A pair of Burlesque dancers take a break to pose on my 1933 Harley-Davidson VL while handing out flyers during the Bull City Rumble

Bull City Rumble

By Panhead Jim

Main Street matchup

Durham, N.C., Aug. 31–Sept. 1—For the last 14 years, the Ton Up NC club out of Durham, North Carolina, has put on an event known as the Bull City Rumble. Held on the Saturday before Labor Day in downtown Durham, the event centers around a large motorcycle show which caters to just about anyone who has even a passing interest in two-wheeled machines. Instead of focusing on just one style or make of motorcycle, the Bull City Rumble encompasses a wide variety with marques from Europe, Japan and America as well as customs, race machines and scooters. It is the kind of motorcycle show where you come across motorcycles you’ve only seen in photos or ones you may not have known existed at all.

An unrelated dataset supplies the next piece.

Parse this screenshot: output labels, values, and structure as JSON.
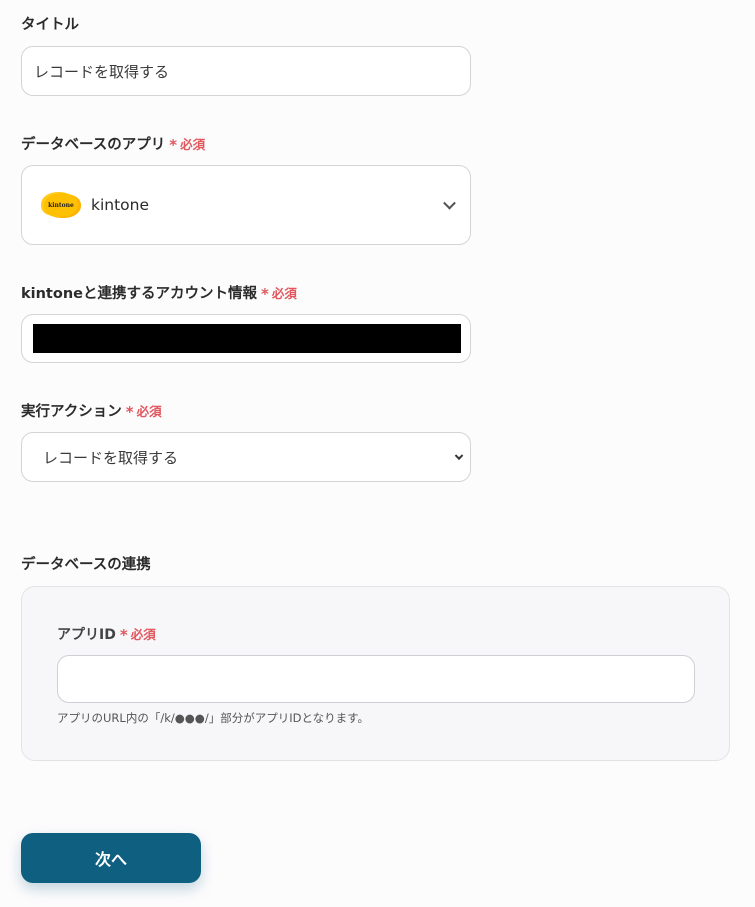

A pair of Burlesque dancers take a break to pose on my 1933 Harley-Davidson VL while handing out flyers during the Bull City Rumble
A pair of Burlesque dancers take a break to pose on my 1933 Harley-Davidson VL while handing out flyers during the Bull City Rumble

As is the “new normal” with most motorcycle events, things got started the night before with a pre-party at the Green Room in downtown Durham. Now you may be thinking that a place called the Green Room is some kind of eco-friendly bar made out of recycled compost that only serves wheat germ smoothies, which luckily could not be any further from the truth. Instead, the Green Room is a more-than-50-year-old pool hall with one of the best beer selections on the east coast, loaded with enough nostalgia to make you feel like you just stepped back in time. This made the perfect backdrop for a bunch of bikers to swap stories, drink beers and talk motorcycles well into the night.

The main event mercifully started the next morning at 10:00 a.m., giving everyone time to sleep in and even run a clean rag over their motorcycles before riding down to Parker and Otis for a late breakfast. Registration opened at 10:30 a.m., so there wasn’t much time to mull over omelets and pancakes before riding over to West Main Street to line up for the show. As in years past, the event covered about two city blocks, with parking designated for each class of motorcycle spread out down the middle of the street. That is to say every class except for American motorcycles. Instead of being on the main drag with the Japanese, European and race bikes, the American motorcycles were relegated to a side street. Even the scooters got better parking! Initially it seemed like American bikes were getting the snub, but when the sun started to climb and the shadows from the buildings were providing a bit of shade on that side street, I realized it was exactly where I wanted to be.

Ryan Tickle listening to this old timer describe his AJS powered race bike
Ryan Tickle listening to this old timer describe his AJS powered race bike

Registration for the motorcycle show was a very reasonable $20 which included a T-shirt, patch and raffle ticket. The show officially lasted six hours and during that time, the public came out in droves to check out all the cool machines. It is estimated that over 3,500 people attended the event and with such a broad spectrum of motorcycles, there was really something for everyone, whether you were interested in late-model Triumphs, Depression-era Harleys or Honda choppers straight out of the 1970s. Interspersed throughout the afternoon were several tech sessions explaining some of the intricacies of how various motorcycle systems work as well as presentations on the histories of noteworthy machines. Since these were all held inside, I think a lot of people came for the AC, but stayed for the talk.

At 5:00 p.m., the bike show wrapped up with the much-anticipated awards presentation. Personally I thought I had an easy win lined up in the Vintage American class with my 1933 Harley-Davidson VL, but unfortunately a Knucklehead (motorcycle, not a person; the owner was actually very nice) showed up and took the prize. Plaques were given out to the winners of each category and the judges did a great job of finding some real amazing machines in the sea of motorcycles that filled the street. Along with the awards, there was also a raffle for a Honda CM400T provided by Combustion Cycles. I didn’t win that either, but that was OK since I didn’t have room for it on my luggage rack anyway.

I didn’t win Best Vintage American, but I did park next to the winner…
I didn’t win Best Vintage American, but I did park next to the winner…

At 6:00 p.m., the show was officially over and things shifted gears to the after party at Social Games and Brews. Front and center on the main stage was next year’s raffle bike, a Norton Commando. While it was pretty entertaining to look at on its own, the host of burlesque dancers that came out next really got the crowd pumping. Sure, I might have preferred them dancing around an old Panhead, but it’s hard to complain when you have beautiful women dancing around just about anything.

Before the dust had settled from Bull City Rumble 14, the guys at Ton Up NC were already back to work getting ready for next year’s event. Besides raffling off the aforementioned Norton Commando, the bike show has been expanded with a few new categories like Best Vintage Bobber, Best Vintage Brat and Best Café Racer. Also on the ticket will be the Wall of Death and some yet-to-be-announced live bands. Make sure you go ahead and mark your calendars for August 31, 2019. You won’t want to miss this one!